In a recent incident of possible sabotage in the Baltic, on Dec. 25, 2024, an undersea power cable between Finland and Estonia was severed, with suspicion falling on one of Russia’s so-called shadow fleet of oil tankers. After being seized by Finnish Police, the ship in question, the Eagle S, was found to be “kitted out with special transmitting and receiving devices that were used to monitor naval activity, according to a source with direct involvement in the ship,” Lloyd’s List reported.
A month before that, Denmark confirmed it was monitoring a Chinese cargo vessel at the center of allegations surrounding damage to two communication cables in the Baltic Sea.
In another prominent incident, back in October 2023, a Hong Kong-registered containership, the Newnew Polar Bear, was accused of damaging the Balticconnector natural-gas pipeline and data cables by dragging its anchor along the seabed in the Gulf of Finland. Also in this incident, the suspect ship rapidly left the area, headed toward Russia, without authorities investigating it.
Incidents like these have highlighted the vulnerability of critical undersea infrastructure to sabotage, especially as part of so-called “gray zone” tactics or a hybrid warfare campaign of the kind that NATO officials have repeatedly warned Russia is currently embarking upon.
For Taiwan, the concerns are very much the same, although China is the antagonist.
Taiwan already faces regular large-scale Chinese military maneuvers directed at it, including practice blockades of the island as well as exercises featuring so-called “precision strikes.” This is in addition to less-obvious tactics designed to undermine Taiwanese self-rule and democratic institutions.
Any Chinese military move on Taiwan — which Beijing views as a rogue province that is fully within its sovereign territory — would very likely be preceded by efforts to knock out undersea communications infrastructure, strangling the data flow to and from the island.
Only last month, the Taiwanese military ran a war game based on potential Chinese aggression, in which one of the scenarios involved a communications blackout caused by the severing of undersea cables. Meanwhile, the importance of having more robust communications is something that Taiwanese officials have been concerned with for some time now.
So far, it has been far from easy to attribute cable-cutting incidents to any particular culprit, be it Russia, China, or another actor altogether, but there seems little doubt that these kinds of activities are increasing.

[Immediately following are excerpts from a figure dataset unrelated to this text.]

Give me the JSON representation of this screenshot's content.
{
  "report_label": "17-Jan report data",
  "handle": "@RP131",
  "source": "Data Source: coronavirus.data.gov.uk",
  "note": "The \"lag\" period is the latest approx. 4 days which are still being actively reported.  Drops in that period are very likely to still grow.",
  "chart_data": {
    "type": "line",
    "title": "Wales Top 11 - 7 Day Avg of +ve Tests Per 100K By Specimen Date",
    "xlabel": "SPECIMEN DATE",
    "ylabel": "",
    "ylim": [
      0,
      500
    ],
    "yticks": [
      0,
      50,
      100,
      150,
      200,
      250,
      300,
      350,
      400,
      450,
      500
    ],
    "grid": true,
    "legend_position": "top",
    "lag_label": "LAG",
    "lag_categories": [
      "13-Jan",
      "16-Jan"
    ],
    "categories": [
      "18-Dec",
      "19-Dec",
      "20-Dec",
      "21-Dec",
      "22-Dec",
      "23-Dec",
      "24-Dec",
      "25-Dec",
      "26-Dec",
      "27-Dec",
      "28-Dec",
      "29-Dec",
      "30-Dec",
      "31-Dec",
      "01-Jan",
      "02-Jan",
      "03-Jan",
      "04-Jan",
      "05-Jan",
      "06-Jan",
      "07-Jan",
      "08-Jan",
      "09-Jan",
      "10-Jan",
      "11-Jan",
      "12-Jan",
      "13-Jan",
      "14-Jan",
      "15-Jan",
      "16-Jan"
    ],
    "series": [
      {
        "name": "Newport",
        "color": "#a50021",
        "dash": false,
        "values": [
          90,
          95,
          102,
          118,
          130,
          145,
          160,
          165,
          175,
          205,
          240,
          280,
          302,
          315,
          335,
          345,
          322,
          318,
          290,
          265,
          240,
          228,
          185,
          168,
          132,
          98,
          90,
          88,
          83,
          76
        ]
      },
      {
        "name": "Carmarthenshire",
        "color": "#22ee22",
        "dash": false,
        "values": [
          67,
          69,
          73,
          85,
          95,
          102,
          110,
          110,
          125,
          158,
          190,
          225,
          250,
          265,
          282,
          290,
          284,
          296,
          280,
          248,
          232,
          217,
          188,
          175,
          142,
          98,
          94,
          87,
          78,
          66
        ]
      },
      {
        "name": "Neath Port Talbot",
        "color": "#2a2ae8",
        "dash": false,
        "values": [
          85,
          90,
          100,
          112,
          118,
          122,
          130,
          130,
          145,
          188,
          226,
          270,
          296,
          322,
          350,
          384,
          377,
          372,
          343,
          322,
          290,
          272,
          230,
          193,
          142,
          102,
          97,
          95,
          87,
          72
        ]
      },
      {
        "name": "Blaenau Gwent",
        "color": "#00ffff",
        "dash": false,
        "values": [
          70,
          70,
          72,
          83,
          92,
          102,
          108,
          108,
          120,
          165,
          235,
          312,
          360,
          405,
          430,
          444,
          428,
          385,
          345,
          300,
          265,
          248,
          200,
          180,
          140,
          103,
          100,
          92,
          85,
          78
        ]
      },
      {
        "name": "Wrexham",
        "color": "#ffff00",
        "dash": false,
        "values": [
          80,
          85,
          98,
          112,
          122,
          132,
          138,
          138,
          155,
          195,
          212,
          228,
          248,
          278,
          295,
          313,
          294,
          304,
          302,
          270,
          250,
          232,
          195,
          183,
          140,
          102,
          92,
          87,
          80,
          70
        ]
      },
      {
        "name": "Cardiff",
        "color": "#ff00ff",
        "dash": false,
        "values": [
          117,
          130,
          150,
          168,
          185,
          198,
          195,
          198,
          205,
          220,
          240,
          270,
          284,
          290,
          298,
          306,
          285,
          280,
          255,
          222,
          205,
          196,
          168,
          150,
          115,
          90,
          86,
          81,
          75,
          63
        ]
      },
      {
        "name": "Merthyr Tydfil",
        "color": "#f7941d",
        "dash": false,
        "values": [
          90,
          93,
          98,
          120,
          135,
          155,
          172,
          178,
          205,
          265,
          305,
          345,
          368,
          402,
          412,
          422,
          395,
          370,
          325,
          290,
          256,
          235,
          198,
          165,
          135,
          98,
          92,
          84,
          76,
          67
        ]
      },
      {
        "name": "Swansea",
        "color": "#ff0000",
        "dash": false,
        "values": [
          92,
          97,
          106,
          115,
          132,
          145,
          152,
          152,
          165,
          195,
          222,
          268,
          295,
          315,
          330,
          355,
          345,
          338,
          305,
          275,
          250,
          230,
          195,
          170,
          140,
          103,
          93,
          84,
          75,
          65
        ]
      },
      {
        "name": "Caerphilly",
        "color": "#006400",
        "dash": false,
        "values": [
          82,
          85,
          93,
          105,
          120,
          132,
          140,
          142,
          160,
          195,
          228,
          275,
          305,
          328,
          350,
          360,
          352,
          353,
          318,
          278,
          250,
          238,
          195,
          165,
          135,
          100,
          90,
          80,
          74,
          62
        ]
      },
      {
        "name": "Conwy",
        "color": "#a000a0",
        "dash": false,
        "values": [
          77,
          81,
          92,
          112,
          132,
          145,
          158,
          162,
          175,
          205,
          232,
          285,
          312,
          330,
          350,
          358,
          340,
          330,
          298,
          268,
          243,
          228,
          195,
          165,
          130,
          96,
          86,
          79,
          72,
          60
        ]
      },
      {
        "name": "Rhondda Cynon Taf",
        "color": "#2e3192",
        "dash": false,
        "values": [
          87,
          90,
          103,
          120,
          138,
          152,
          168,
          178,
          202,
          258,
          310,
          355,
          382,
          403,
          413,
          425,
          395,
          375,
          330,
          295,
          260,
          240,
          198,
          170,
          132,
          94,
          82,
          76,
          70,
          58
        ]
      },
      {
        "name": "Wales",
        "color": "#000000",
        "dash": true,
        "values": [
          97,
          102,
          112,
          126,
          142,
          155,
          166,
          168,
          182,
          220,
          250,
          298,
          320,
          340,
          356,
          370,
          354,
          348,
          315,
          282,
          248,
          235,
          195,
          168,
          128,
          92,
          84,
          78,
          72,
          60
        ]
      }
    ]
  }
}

With the Shunxin-39 escaping investigation on this occasion, it seems unlikely that the cable cutting off the Taiwanese coast will ever be traced definitively back to Beijing. On the other hand, the incident is a stark reminder of the vulnerability of this kind of critical infrastructure. For Taiwan, in particular, it will also be seen as another example of China’s willingness to employ a wide range of tactics, many of them unorthodox, to try and undermine the island’s independence.